A's win Game Three, 2-0
This will be short because I'm a bit frazzled from a combination of real work, writing a Game Four preview for Baseball Prospectus (head over there to check it out — no link to the actual story yet because I'm writing this literally five minutes after I submitted it for editing, but it'll be up at some point), doing the Effectively Wild podcast on which I took significant heat from Sam Miller for my views on the home-field advantage (and if you've ever taken heat from Sam, you know how I feel right now — it's like Ron Swanson being upset with you), and, oh yeah, sitting nervously on the edge of the for three hours hoping against hope that the A's would not blow Game Three the way they did Game Two.

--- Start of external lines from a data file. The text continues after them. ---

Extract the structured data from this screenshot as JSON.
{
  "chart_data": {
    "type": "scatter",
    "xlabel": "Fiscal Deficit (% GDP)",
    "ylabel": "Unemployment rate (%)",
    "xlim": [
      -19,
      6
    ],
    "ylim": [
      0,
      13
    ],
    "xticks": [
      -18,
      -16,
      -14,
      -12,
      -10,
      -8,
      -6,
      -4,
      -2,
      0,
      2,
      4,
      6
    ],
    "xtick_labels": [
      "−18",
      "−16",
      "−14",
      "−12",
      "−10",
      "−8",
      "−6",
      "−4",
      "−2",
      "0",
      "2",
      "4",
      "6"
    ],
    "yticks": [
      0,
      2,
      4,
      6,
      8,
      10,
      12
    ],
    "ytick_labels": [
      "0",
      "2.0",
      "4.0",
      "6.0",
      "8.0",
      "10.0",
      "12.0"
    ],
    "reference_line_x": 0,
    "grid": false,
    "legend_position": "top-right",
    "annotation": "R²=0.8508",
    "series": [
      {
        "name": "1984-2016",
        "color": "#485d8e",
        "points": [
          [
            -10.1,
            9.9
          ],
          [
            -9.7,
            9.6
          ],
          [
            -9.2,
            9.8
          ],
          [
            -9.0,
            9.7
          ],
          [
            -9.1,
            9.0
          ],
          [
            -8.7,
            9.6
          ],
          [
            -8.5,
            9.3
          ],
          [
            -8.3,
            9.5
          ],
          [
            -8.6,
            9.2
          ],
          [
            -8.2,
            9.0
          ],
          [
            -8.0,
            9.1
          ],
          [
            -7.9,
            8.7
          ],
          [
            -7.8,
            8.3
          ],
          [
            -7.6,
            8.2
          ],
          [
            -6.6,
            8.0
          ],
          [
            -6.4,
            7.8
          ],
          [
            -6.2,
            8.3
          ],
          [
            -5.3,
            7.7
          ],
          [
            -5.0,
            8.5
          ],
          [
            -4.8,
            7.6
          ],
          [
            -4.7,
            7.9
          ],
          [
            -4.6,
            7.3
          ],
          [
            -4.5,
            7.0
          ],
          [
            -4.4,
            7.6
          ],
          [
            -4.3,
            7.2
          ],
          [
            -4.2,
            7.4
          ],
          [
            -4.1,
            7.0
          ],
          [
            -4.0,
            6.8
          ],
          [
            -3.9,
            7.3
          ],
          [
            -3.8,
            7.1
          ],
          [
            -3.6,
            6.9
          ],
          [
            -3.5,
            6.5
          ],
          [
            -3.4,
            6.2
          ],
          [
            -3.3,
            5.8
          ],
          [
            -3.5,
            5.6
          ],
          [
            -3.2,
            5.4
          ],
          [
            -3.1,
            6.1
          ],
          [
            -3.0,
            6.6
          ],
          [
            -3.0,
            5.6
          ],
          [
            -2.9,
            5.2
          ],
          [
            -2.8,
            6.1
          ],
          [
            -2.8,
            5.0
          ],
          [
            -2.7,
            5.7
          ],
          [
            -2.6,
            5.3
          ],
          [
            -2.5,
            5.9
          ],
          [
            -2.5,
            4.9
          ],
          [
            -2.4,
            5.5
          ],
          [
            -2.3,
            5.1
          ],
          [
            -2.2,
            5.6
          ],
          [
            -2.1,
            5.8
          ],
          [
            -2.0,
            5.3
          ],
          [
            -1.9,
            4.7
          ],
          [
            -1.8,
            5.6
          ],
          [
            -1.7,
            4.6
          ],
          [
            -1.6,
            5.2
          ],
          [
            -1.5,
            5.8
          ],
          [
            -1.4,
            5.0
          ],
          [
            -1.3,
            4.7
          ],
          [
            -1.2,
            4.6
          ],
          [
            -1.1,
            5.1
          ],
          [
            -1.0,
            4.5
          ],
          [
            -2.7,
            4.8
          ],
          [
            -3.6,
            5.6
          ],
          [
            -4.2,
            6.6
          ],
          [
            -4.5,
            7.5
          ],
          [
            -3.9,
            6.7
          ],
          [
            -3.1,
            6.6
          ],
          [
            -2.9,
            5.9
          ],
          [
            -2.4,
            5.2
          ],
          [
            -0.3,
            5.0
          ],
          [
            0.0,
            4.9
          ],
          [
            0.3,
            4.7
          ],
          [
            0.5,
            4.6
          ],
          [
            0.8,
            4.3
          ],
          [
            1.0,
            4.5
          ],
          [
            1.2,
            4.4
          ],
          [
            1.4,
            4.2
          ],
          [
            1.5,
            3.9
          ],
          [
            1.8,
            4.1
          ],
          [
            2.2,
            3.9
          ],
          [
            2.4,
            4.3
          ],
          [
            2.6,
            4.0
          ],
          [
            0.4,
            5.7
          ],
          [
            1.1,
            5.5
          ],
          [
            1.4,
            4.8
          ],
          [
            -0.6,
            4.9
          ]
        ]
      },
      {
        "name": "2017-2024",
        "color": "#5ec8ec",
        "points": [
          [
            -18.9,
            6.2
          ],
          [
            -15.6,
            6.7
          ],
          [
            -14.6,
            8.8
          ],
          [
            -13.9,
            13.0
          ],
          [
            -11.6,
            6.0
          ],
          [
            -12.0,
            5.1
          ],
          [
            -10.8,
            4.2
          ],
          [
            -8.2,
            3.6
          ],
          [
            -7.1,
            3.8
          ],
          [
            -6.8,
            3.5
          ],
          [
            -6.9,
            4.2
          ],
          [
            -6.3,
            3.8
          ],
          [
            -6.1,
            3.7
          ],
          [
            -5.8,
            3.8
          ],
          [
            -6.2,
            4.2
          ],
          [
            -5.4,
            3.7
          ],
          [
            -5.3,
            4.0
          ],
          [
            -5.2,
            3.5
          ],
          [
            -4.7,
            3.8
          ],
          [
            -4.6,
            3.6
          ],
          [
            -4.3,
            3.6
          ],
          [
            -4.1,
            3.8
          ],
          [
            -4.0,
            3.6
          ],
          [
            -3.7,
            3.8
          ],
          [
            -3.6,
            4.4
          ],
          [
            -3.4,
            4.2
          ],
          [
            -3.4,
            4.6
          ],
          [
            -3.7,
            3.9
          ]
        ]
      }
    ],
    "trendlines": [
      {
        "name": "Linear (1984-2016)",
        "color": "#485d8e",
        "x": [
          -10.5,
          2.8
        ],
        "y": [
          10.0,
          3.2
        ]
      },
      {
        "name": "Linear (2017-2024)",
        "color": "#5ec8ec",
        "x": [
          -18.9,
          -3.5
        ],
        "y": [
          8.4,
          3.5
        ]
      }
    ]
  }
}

Fortunately, one of these three things worked out. (Well, I don't want to diss my Game Four preview too hard, but you can judge that for yourself.) Brett Anderson was largely brilliant, albeit a bit wilder than you'd like to see, and survived a few hard hit balls mainly by keeping them on the ground. A smash toward third resulted in a 5-4-3 inning-ending double play. A smash toward short became a one-hop groundout converted by Stephen Drew. Even had those balls gotten through, they weren't going to be homers or even doubles.
What was going to be a homer was Prince Fielder's deep drive in his first trip to the plate. Coco Crisp had other ideas, though, timing his run and his jump perfectly to take away a homer that would have tied the game at one and possibly changed the course of the whole contest. (Butterfly effect, donchaknow.)
In sharp contrast to Game Two, the bullpen was very good. Ryan Cook was as wild as always (eight strikes, six balls) and gave up a single to Jhonny Peralta on a hard grounder up the middle, but that was a two-out hit and there was no real danger. Sean Doolittle struck out the side and came roaring off the mound like no first baseman could ever do. And Grant Balfour gave up a line drive single to Miguel Cabrera on what looked to me like a not-terrible fastball before inducing a 6-3 groundball double play from Prince Fielder. The inning may have felt eventful, but that's really only because the season was on the line. The game was, to a rational mind, not seriously in doubt.
Of course, rational minds have no place in the playoffs, and they have no place in elimination games in particular. (Thus my stubborn belief that home-field advantage is completely screwed up this year despite all evidence to the contrary.) The A's are alive for one more day. Rational or irrational, that's the truth.